The authors analyzed the results of stereotactic radiosurgery (SRS) and stereotactic radiotherapy (SRT) for the treatment of recurrent meningiomas that were described at initial resection as showing aggressive, atypical, or malignant features (nonbenign).
Twenty-five patients who underwent SRS and/or SRT for nonbenign meningiomas between December 1992 and August 2004 were included. Thirteen of these patients underwent treatment for multiple primary or recurrent lesions. In all, 52 tumors were treated. All histological sections were reviewed and reclassified according to World Health Organization (WHO) 2000 guidelines as benign (Grade I), atypical (Grade II), or anaplastic (Grade III) meningiomas. The median follow-up period was 42 months.
Seventeen (68%) of the cases were reclassified as follows: WHO Grade I (five cases), Grade II (11 cases), and Grade III (one case). Malignant progression occurred in eight cases (32%) during the follow-up period; these cases were considered as a separate group.
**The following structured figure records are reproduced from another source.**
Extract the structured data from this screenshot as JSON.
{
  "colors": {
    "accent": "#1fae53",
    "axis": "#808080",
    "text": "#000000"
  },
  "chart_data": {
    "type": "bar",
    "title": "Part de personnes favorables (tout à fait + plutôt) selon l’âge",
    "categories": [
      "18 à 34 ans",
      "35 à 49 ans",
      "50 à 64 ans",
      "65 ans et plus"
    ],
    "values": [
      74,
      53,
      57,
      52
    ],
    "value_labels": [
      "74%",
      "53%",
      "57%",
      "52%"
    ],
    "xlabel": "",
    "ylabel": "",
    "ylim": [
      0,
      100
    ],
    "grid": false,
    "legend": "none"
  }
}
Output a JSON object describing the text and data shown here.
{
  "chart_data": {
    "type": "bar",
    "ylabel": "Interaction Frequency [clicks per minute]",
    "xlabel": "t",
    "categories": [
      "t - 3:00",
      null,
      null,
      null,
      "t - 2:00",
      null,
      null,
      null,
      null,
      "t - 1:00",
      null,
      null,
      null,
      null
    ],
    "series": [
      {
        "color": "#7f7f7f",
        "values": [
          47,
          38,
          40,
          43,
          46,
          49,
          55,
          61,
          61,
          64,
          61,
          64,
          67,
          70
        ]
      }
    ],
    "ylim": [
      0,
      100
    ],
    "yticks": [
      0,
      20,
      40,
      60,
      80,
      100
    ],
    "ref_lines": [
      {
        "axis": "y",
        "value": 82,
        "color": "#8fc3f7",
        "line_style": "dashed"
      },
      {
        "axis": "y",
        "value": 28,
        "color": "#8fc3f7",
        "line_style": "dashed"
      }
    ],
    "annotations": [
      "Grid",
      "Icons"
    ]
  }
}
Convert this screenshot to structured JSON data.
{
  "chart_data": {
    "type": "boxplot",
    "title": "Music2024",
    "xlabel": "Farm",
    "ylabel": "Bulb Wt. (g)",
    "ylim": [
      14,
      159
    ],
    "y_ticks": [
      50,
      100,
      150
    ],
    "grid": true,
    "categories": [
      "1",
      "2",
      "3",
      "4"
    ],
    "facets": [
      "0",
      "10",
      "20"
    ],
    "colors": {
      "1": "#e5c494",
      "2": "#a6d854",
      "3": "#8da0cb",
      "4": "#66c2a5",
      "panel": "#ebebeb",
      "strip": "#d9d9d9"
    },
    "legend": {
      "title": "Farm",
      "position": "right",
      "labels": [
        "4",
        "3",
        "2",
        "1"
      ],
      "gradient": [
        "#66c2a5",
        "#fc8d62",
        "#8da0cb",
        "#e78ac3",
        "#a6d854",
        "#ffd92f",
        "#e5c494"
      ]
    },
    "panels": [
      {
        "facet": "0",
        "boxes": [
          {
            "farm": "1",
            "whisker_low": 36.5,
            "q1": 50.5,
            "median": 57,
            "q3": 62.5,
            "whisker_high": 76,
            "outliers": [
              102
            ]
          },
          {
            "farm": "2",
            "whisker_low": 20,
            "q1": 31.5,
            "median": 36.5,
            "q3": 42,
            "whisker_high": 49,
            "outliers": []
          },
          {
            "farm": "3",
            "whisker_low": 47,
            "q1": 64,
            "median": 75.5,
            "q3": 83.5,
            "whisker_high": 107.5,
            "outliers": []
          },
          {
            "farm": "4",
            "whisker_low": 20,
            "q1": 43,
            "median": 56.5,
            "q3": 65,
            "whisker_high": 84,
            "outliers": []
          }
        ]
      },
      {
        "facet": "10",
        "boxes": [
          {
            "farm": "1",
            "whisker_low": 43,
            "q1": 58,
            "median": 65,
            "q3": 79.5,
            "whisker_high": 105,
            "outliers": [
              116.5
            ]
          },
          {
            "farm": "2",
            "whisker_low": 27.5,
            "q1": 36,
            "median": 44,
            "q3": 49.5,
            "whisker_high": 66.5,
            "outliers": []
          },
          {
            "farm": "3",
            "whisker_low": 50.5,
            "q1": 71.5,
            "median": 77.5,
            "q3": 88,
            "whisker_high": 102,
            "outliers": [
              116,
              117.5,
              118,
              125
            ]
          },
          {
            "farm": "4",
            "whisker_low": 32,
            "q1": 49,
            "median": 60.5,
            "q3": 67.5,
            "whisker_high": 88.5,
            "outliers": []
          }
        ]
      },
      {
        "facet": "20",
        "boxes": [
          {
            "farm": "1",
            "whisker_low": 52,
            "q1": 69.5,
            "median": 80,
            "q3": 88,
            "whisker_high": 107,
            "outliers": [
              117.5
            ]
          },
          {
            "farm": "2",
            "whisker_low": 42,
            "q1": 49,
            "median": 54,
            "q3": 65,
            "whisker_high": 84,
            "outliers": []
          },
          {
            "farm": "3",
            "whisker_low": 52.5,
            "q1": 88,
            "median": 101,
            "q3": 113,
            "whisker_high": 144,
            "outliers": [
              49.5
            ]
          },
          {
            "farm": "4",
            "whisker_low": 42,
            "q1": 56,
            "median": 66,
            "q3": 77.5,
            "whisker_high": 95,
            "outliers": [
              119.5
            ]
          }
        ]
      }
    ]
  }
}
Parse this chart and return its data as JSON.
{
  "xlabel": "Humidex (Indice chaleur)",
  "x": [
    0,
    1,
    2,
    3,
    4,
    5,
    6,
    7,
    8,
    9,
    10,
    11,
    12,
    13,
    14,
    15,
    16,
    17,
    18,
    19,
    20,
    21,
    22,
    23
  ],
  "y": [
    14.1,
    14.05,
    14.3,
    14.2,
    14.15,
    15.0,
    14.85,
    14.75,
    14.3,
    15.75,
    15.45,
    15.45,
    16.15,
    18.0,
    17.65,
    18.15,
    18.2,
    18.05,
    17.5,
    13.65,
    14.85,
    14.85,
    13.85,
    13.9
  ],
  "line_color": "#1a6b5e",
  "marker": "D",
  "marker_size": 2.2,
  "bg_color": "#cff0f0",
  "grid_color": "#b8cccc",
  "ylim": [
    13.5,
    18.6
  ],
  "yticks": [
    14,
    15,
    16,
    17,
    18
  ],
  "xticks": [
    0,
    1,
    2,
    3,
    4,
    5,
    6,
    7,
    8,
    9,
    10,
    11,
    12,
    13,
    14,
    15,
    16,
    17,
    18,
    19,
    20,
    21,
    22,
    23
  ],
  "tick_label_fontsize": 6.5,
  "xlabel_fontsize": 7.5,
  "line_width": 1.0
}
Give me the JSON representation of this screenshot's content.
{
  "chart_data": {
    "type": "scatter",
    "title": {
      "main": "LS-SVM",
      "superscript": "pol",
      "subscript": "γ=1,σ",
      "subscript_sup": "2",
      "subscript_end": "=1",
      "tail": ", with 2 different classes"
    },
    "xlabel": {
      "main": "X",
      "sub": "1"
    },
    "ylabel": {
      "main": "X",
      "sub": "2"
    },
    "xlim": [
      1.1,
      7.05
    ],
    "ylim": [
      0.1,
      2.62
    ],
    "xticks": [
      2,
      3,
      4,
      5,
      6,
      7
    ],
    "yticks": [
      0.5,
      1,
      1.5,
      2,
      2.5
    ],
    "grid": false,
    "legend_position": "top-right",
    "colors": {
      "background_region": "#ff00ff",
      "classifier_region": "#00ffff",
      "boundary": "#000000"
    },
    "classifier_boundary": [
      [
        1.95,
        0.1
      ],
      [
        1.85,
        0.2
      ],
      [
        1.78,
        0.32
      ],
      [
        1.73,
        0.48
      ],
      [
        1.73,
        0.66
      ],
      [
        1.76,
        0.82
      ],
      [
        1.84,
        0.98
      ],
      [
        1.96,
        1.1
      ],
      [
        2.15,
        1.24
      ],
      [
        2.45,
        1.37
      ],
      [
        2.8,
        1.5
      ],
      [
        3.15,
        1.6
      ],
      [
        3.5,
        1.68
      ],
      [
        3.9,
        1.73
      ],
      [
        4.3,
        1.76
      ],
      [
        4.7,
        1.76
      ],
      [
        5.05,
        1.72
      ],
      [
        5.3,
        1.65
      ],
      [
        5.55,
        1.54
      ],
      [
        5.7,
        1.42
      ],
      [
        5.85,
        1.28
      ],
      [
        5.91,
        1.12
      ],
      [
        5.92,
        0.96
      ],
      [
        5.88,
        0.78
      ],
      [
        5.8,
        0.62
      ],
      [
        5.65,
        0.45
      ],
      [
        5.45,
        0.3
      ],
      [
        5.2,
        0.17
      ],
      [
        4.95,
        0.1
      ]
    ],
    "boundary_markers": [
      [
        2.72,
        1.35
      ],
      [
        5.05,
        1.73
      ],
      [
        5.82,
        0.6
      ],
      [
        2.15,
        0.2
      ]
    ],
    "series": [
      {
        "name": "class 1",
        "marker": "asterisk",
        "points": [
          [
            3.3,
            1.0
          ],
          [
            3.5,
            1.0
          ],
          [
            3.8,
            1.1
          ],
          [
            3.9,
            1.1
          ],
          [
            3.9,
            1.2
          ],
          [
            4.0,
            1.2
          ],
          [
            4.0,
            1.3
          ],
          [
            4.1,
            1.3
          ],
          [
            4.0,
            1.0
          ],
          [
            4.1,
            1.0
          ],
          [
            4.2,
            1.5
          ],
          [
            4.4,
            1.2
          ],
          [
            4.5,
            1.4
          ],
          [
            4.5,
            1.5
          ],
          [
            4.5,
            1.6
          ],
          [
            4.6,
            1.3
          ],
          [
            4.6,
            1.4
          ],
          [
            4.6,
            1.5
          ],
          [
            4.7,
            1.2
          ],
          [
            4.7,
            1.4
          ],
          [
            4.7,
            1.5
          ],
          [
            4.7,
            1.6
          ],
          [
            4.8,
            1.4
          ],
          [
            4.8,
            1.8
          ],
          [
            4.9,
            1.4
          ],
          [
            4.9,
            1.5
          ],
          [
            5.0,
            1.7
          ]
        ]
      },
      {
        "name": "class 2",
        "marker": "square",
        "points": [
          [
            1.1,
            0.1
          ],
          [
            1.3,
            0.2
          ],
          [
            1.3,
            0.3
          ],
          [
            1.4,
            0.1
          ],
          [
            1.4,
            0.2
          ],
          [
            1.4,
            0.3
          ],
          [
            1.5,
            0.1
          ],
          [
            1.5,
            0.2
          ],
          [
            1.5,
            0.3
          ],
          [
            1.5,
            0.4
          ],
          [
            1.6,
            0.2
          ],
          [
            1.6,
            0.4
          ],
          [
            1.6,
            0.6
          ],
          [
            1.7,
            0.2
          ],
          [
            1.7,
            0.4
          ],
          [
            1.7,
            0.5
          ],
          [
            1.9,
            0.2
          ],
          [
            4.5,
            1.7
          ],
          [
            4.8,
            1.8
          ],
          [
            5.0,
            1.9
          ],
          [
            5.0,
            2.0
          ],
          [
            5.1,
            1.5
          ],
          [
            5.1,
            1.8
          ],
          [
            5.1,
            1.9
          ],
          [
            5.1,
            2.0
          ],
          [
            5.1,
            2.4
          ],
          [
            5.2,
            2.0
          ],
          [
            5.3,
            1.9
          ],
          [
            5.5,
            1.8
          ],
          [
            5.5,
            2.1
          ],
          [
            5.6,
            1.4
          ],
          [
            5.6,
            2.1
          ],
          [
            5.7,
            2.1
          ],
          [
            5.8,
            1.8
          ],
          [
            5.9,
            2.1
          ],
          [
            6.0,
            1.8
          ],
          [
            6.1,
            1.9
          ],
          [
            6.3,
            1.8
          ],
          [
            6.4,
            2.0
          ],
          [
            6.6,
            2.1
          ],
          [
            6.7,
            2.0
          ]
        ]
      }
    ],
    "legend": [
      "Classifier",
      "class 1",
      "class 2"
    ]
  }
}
The 3-year progression-free survival (PFS) rates for the Grades I, II, and III, and malignant progression groups were 100, 83, 0, and 11%, respectively (p < 0.001). In the Grade II group, the 3-year PFS rates for patients treated with SRS and SRT were 100 and 33%, respectively (p = 0.1). After initial treatment, 22 new tumors required treatment using SRS or SRT; 17 (77%) of them occurred inside the original resection cavity. Symptomatic edema developed in one patient (4%).
Stereotactic radiation treatment provided effective local control of “aggressive” Grade I and Grade II meningiomas, whereas Grade III lesions were associated with poor outcome. The outcome of cases in the malignant progression group was intermediate between that of the Grade II and Grade III groups, with the lesions showing a tendency toward malignancy.